Role of pulmonary rehabilitation
The only other treatment, which has been shown to be effective
in COPD, is pulmonary rehabilitation, which involves physiotherapy,
education about good nutrition and an exercise program. This
approach has been shown to reduce symptoms, improve quality
of life and, very importantly, reduce hospital admissions.
Smoking out tomorrow's therapies for COPD
Several novel treatments are under development. These include
IL-8 and TNF-alpha antagonists that inhibit the mediators
that recruit neutrophils. There are drugs that suppress the
cytotoxic T-cells that may be causing emphysema. There are
also drugs such as phosphodiester inhibitors (PDE4) that inhibit
the neutrophilic inflammation in COPD (Table I).
The most important development, however, has been the discovery
of a very long-acting inhaled anticholinergic drug called
tiotropium bromide. This drug is suitable for once daily administration.

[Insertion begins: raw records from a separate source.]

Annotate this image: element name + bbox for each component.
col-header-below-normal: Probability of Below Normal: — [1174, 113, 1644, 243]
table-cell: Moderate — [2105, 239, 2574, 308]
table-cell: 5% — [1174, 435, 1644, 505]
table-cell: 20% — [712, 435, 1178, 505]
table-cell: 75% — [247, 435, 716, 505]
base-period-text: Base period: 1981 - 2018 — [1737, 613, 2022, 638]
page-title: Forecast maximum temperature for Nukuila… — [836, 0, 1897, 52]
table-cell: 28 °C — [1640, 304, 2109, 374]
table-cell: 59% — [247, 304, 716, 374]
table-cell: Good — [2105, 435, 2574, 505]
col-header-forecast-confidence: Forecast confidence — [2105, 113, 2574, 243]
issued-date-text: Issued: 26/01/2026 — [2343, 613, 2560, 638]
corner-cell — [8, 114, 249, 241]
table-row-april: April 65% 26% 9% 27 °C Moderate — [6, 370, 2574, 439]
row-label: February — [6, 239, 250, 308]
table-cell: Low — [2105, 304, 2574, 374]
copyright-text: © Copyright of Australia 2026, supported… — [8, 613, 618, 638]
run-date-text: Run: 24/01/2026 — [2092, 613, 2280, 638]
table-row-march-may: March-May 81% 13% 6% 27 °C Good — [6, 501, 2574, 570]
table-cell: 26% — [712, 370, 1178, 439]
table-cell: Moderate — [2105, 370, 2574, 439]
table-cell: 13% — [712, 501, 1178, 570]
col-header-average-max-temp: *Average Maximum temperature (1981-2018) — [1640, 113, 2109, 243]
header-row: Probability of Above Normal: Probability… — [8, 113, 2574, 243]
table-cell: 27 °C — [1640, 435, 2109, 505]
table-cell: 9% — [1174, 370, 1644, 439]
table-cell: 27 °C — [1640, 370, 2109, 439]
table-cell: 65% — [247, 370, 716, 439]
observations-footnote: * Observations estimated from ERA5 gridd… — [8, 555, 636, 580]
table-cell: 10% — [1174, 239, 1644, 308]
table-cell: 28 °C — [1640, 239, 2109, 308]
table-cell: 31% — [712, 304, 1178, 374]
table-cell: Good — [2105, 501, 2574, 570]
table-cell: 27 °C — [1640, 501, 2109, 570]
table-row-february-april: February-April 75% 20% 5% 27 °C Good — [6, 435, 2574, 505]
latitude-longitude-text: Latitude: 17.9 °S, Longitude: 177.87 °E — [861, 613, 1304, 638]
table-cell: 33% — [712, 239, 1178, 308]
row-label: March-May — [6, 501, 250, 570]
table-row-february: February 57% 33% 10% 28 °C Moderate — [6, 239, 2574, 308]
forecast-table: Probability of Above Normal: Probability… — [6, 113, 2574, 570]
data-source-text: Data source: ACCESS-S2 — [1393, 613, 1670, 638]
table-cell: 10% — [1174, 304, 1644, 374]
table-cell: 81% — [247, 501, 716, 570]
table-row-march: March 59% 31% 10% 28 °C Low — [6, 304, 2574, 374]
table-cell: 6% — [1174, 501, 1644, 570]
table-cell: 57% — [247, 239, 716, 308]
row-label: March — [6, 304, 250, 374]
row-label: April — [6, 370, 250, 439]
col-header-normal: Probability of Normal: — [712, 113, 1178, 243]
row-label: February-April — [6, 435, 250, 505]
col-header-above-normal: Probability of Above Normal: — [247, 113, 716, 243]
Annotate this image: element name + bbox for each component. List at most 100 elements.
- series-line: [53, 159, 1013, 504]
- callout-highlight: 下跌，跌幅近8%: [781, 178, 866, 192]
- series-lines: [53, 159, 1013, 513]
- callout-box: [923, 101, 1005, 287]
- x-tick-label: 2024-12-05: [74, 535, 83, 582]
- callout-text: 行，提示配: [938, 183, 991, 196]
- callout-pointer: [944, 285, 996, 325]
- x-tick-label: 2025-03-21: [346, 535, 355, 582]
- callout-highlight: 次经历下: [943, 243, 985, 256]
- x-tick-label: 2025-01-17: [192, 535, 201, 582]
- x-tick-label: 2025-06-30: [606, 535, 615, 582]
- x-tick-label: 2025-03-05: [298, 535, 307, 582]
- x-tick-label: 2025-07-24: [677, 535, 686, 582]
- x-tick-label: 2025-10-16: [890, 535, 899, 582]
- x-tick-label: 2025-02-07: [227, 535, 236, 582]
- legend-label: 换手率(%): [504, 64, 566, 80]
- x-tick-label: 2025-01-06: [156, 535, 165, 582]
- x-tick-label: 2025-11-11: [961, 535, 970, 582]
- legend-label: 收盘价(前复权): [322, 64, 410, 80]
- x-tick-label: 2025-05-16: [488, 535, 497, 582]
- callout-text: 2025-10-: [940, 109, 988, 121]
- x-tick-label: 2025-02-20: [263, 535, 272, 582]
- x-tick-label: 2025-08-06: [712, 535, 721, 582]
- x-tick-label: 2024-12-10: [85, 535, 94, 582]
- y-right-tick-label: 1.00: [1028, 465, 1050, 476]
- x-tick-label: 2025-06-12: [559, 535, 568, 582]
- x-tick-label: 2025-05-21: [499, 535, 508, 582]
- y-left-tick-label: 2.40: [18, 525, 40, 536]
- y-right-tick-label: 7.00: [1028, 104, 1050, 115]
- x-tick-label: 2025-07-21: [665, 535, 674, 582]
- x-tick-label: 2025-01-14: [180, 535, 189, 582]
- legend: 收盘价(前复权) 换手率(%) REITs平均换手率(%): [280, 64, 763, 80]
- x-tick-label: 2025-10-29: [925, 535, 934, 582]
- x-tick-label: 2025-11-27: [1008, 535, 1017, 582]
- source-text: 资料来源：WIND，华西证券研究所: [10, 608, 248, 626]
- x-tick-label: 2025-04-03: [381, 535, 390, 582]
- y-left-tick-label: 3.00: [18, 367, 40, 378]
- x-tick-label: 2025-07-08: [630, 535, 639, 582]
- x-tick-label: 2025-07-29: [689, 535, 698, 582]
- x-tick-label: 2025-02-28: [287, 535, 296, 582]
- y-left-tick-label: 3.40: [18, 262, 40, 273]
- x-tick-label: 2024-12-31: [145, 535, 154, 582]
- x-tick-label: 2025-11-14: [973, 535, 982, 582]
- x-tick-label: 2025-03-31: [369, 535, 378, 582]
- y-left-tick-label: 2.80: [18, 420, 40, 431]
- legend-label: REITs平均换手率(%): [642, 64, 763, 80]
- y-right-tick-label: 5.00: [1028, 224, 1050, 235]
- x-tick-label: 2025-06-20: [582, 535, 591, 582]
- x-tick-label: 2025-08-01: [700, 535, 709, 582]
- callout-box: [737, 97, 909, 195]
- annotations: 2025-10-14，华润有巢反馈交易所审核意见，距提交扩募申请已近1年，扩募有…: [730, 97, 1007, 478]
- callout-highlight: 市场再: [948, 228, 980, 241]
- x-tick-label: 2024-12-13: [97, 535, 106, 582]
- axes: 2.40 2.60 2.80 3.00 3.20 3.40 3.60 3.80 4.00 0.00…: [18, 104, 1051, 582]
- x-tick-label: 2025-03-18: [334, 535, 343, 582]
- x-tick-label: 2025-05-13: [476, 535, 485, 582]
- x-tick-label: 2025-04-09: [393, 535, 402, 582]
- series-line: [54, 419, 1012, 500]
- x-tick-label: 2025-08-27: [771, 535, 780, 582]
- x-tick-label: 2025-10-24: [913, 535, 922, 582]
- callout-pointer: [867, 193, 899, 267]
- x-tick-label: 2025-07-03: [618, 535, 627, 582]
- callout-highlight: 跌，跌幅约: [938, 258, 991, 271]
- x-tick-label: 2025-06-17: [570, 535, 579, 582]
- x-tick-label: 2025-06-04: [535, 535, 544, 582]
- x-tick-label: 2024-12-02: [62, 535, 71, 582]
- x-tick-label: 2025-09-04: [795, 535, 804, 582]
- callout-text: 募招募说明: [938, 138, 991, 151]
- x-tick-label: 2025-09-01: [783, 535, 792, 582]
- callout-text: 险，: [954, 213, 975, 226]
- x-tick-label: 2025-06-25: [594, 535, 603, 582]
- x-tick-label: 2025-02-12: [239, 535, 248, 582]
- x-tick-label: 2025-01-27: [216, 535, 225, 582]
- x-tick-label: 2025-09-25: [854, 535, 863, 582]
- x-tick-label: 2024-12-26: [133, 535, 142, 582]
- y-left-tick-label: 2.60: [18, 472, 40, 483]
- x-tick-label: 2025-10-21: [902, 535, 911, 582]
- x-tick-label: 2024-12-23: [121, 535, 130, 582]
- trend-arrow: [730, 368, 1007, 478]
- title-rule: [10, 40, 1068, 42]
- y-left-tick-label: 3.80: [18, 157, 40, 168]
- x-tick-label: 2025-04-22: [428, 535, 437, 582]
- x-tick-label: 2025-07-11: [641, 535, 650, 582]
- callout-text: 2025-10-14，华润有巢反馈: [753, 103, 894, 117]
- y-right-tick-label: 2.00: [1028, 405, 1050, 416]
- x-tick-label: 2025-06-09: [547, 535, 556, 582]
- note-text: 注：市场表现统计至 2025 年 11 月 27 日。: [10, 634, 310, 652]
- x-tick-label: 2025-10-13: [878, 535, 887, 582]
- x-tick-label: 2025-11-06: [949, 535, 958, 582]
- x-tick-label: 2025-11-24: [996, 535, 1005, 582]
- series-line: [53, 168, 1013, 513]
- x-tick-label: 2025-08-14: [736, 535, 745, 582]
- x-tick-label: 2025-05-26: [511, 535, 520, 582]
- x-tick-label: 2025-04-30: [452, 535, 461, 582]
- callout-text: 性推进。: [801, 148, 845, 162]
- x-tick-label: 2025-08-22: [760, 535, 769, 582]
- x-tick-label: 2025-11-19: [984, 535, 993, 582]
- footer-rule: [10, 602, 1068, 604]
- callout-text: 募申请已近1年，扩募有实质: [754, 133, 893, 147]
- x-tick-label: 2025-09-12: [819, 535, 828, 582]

The molecule itself is somewhat similar to ipratropium bromide
but its duration of action is markedly greater. It also improves
the quality of life, reduces exacerbations and is well tolerated.
CONCLUSION
COPD is an extremely common and rather neglected disease that
presents a major challenge to global health.
Bronchodilators are the main stay of treatment. Inhaled steroids
are largely ineffective, but the fixed combination inhalation
of a long acting 2agonist and corticosteroids is more effective.
None of the treatments available is able to slow the progression
of the disease As there is a very active inflammatory destructive
process in COPD, there is a concerted effort to develop new
drugs that will control the underlying inflammatory processes.